Cette relecture des événements est loin d’être anodine. Il s’agit en réalité d’une opération sémantique et terminologique visant à faire accepter le maintien au pouvoir d’une dictature responsable de centaines de milliers de morts et de disparus. Plus largement, nier tout ou partie de ces crimes sert à confondre responsables et solutions au conflit, au profit du régime et de ses alliés russe et iranien. Et à présenter Assad non seulement comme un interlocuteur dont on ne pourrait se passer mais plus encore comme l’acteur principal du rétablissement de la paix dans le pays et de la «reconstruction» de la Syrie.
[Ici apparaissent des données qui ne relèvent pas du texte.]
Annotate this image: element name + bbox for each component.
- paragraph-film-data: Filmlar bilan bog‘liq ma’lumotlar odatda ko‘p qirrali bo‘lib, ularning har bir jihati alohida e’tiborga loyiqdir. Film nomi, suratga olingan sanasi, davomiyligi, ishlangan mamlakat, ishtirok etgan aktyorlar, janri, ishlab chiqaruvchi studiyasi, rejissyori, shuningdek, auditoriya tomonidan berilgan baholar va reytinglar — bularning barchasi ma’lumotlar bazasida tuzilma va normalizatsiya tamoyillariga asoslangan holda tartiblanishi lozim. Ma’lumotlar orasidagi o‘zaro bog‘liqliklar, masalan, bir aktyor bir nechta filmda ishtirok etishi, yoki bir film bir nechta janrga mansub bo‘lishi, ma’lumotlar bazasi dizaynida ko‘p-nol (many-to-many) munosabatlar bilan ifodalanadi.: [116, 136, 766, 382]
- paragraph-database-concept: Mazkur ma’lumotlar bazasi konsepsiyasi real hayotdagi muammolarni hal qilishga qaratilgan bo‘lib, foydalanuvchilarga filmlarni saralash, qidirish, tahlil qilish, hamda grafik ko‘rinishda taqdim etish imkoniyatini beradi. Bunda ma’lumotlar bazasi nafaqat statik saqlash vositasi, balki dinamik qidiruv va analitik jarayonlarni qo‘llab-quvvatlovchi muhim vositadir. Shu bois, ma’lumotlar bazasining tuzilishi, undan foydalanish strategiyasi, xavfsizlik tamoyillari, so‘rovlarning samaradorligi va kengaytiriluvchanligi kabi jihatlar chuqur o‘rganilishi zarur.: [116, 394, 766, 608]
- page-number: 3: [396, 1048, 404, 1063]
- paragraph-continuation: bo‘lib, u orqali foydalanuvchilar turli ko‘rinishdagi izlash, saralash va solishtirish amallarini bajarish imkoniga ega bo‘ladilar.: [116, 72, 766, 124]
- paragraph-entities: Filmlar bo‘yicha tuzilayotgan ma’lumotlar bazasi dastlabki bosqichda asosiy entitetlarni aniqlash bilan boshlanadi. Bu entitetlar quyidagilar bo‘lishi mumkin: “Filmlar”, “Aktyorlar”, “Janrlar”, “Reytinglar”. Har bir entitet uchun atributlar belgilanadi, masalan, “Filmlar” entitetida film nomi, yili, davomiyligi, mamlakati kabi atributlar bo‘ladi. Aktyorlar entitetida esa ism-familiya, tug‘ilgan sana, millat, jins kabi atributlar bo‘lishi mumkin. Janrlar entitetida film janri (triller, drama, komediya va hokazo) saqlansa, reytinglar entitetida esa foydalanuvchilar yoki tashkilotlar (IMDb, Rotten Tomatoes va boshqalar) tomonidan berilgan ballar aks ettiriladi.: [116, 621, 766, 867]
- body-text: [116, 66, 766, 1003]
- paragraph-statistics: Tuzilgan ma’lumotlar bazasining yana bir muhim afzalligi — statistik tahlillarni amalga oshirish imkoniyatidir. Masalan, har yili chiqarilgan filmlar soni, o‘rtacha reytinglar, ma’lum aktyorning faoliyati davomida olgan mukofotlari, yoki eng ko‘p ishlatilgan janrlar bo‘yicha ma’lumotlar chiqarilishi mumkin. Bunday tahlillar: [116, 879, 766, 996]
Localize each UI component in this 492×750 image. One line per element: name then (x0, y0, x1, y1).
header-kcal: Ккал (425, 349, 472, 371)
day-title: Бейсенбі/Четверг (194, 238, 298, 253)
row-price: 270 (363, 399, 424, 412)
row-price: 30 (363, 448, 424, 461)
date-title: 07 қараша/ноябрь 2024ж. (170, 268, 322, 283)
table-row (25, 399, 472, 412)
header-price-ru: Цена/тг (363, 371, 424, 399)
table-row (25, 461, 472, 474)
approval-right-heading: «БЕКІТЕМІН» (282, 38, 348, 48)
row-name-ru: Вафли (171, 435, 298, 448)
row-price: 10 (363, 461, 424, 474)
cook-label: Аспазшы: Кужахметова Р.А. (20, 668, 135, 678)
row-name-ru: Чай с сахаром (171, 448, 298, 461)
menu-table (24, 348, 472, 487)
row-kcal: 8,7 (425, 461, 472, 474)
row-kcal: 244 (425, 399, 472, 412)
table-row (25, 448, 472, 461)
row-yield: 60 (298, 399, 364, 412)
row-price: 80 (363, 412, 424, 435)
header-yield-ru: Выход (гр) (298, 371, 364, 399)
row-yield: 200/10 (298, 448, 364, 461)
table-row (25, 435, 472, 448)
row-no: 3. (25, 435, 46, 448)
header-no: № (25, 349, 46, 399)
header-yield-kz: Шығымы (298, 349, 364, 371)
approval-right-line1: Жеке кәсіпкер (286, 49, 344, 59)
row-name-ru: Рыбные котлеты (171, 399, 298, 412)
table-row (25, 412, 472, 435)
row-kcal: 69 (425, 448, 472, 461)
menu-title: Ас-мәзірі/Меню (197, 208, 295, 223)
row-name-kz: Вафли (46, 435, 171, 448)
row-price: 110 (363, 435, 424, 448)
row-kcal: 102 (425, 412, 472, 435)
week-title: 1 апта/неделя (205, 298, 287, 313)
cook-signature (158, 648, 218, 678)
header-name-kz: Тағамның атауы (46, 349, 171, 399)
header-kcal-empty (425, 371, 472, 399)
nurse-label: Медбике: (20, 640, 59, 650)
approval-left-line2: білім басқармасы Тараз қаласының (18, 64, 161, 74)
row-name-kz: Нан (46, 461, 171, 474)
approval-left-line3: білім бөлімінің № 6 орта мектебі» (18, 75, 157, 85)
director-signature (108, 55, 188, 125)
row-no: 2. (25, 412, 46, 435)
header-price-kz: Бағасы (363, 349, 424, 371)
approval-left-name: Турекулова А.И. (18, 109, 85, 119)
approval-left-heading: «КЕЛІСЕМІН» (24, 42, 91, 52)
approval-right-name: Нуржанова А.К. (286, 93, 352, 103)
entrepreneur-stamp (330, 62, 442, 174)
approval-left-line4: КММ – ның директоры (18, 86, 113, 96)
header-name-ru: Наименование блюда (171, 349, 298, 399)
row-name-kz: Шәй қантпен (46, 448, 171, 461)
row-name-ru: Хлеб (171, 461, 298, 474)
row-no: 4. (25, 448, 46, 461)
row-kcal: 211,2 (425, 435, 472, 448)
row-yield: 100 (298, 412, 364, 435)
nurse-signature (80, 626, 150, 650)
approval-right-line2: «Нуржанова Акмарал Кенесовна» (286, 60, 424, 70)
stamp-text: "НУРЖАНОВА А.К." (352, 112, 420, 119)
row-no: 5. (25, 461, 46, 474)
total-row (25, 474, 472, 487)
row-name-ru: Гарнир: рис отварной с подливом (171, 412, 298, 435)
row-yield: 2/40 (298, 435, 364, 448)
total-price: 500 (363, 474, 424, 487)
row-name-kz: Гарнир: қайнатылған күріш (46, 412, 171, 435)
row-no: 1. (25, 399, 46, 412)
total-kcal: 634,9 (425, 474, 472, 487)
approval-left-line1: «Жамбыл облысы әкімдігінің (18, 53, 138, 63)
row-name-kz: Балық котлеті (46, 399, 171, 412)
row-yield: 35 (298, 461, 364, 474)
Le discours d’accommodement, parfois labellisé comme «réaliste», ne doit pas tromper sur l’opération de blanchiment en cours.
C’est à cette étape de diffusion de la propagande de Damas dans nos sociétés que nous assistons aujourd’hui : tout se passe comme si nous avions à accepter que ce régime avait «gagné» la guerre, en faisant fi de l’entreprise de terreur et de répression menée dès 2011 – et bien en amont de ce conflit. Or, en validant ce récit, nous passons à côté de défis essentiels pour l’avenir de la Syrie, que sont notamment la justice ou encore le soutien toujours nécessaire à la défense des droits humains et des libertés. Laisser un récit mensonger s’imposer, c’est aussi abdiquer les combats qu’avait portés la rue syrienne il y a une décennie. C’est permettre à un régime et à ses alliés, coupables de crimes imprescriptibles, de continuer leur politique de répression totale.
Il reste donc aujourd’hui un chantier ouvert et fondamental : celui de la terminologie et de la manière de raconter l’histoire du conflit syrien. Cette bataille sémantique doit être menée à des niveaux différents : à un niveau politique bien sûr, mais aussi dans les médias et les universités. Il est fondamental de se questionner à chaque fois que nous entendons un témoignage sur la Syrie, que nous prenons part à une initiative culturelle qui évoque le conflit syrien, que nous avons connaissance d’une prise de position politique à ce sujet : en quels termes celui ou celle qui s’exprime parle-t-il du conflit en cours ? Contribue-t-il, avec un récit séducteur et anodin d’apparence, à évacuer de notre conscience commune la notion même de crime contre l’humanité ?
Il nous faut garder à l’esprit que la force de la propagande des dictatures est de s’arrimer à nos angoisses et à nos obsessions. En instrumentalisant l’imaginaire antisystème, qui rejette en bloc politiques et médias, et en inversant le réel pour se présenter comme le gardien de la civilisation et d’une prétendue stabilité face au terrorisme, Assad a su proposer un récit qui a trouvé une troublante résonance dans nos sociétés. Aujourd’hui, la lutte pour la justice et la vérité en Syrie passe aussi par une bataille culturelle. Elle consiste à ne pas laisser les mots falsifier l’histoire, et à rester gardiens des termes et des symboles. Si personne aujourd’hui en Syrie ne peut revendiquer une véritable victoire militaire, nous avons pour notre part à ne pas autoriser ceux qui se présentent en vainqueurs à s’imposer comme les narrateurs de ce conflit.
Signataires : Matthias Bruggmann, photographe, Nicolas Henin, auteur, Garance Le Caisne, journaliste, Marie Peltier, autrice, Nicolas Tenzer, enseignant à Sciences-Po Paris.